こっそり玄関を抜け出し、ねこのあとを追いかける。
――すると、不思議なことに、いつの間にかさえちゃんも一緒に走っていた。
「やっぱり……さえちゃんも気づいたんだ」
「うん、窓から見えたの。りくくんも同じだなんて!」
ふたりは顔を見合わせ、笑いながらも真剣にねこのあとを追った。
ねこは細い路地をすりぬけ、やがて学校の裏に広がる小さな広場へとたどりついた。
そこは、昼間はただの草地だけれど、月夜の下ではまるで別の世界のように輝いて見えた。
中央には、不意に現れた大きな日時計。
普段そんなものはなかったはずなのに、月明かりを浴びて銀色に光っている。
ねこはその日時計の上にぴょんと飛び乗り、「にゃあ」と鳴いた。
すると、広場じゅうの草むらから、カチカチカチ……という時計の音がわき上がった。
「わ……なんだろう……?」
「いっぱいの時計が、どこかに隠れてるみたい」
ふたりは耳をすます。すると、月の光がゆらぎ、広場がまるごと「時計の広場」に姿を変えた。

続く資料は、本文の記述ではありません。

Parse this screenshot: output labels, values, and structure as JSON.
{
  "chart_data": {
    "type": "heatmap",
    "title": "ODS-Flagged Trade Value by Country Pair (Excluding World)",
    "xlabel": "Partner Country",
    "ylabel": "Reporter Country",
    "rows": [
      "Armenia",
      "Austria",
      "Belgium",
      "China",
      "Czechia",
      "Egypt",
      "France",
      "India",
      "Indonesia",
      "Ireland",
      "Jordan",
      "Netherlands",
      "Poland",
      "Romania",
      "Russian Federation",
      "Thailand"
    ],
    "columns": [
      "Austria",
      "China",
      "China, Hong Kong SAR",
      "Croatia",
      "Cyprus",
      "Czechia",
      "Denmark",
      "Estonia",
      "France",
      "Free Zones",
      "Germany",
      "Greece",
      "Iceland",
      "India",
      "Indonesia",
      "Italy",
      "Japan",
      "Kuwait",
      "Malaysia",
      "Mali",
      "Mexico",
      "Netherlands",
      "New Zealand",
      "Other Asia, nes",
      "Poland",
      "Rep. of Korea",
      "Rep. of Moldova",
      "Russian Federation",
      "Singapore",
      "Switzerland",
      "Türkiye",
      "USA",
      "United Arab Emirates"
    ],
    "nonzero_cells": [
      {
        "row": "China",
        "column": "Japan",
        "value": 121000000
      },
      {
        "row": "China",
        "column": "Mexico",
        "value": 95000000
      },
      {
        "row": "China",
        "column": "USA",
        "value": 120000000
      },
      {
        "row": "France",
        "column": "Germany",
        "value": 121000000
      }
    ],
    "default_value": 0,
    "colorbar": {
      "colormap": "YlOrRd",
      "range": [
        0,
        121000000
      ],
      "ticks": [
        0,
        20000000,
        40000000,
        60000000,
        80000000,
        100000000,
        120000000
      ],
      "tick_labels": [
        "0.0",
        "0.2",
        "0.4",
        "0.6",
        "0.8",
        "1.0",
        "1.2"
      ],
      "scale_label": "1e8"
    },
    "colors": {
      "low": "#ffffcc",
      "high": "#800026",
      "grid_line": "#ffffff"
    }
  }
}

足元にはまるでタイルのように無数の小さな文字盤が並び、まわりをぐるりと取り囲むように巨大な時計塔が立っていた。
「……これが、“時計の世界”の広場……?」
圧倒されるふたりの前で、ねこは日時計の針をちょいと前足で押した。
すると、塔のひとつが大きな鐘を鳴らし、夜空に響いた。
――ゴーン。
その瞬間、ふたりのまわりに、光の粒がふわりと浮かんだ。
よく見ると、それは人の形をした小さな影たち。
「これは……だれ?」
「うごいてる……!」
影たちはひとつひとつが時間のかけらなのだ、と直感した。
止まりそうになった思い出や、忘れられそうな笑顔。
それらが光の姿になって、空を舞っていた。
ねこはふたりを見て、ゆっくりとうなずいた。
――まるで、「君たちに見せてあげる」と言っているように。
りくくんとさえちゃんは、心を奪われるように光を見つめた。
すると、一つのかけらがふわりと近づいてきた。
そこには、小さな子どもと、その手をひくお母さんの姿。
二人が楽しそうに笑っている光景が映し出されていた。
「……これ、ぼくがちっちゃいころだ!」
「ほんとだ、りくくん!」
記憶のかけらが、月明かりの中で再生されている。
思い出は決して消えない。ただ、時計のねこが、忘れそうになった時間を守ってくれているだけ。
ふたりは胸がいっぱいになった。
やがて、影たちはゆっくりと溶けていき、再び星のような粒となって夜空へ吸いこまれていった。
時計の音がすっと静まり、広場はただの草地に戻る。
日時計も、塔も、影もすべて消えてしまった。
残ったのは、ねこの柔らかな鳴き声だけ。
「にゃあ……」
りくくんとさえちゃんは、顔を見合わせ、深く息をついた。
忘れてはいけない大切なものを、今日また見せてもらったのだ。
「ありがとう、ねこさん」
ふたりが同時に言うと、ねこは満足そうに目を細め、月明かりの中へ消えていった。
――そして、ふたりはそっと手をつなぎ、静かな夜道を歩いて帰った。
時計の世界の秘密を胸にしまいながら。
時計のねこは、ただ不思議な存在というだけでなく、子どもたちの大切な思い出を守る存在でもあるようです。
りくくんとさえちゃんが体験したのは、ほんの一部。時計の広場は、まだまだたくさんの秘密を隠していそうですね。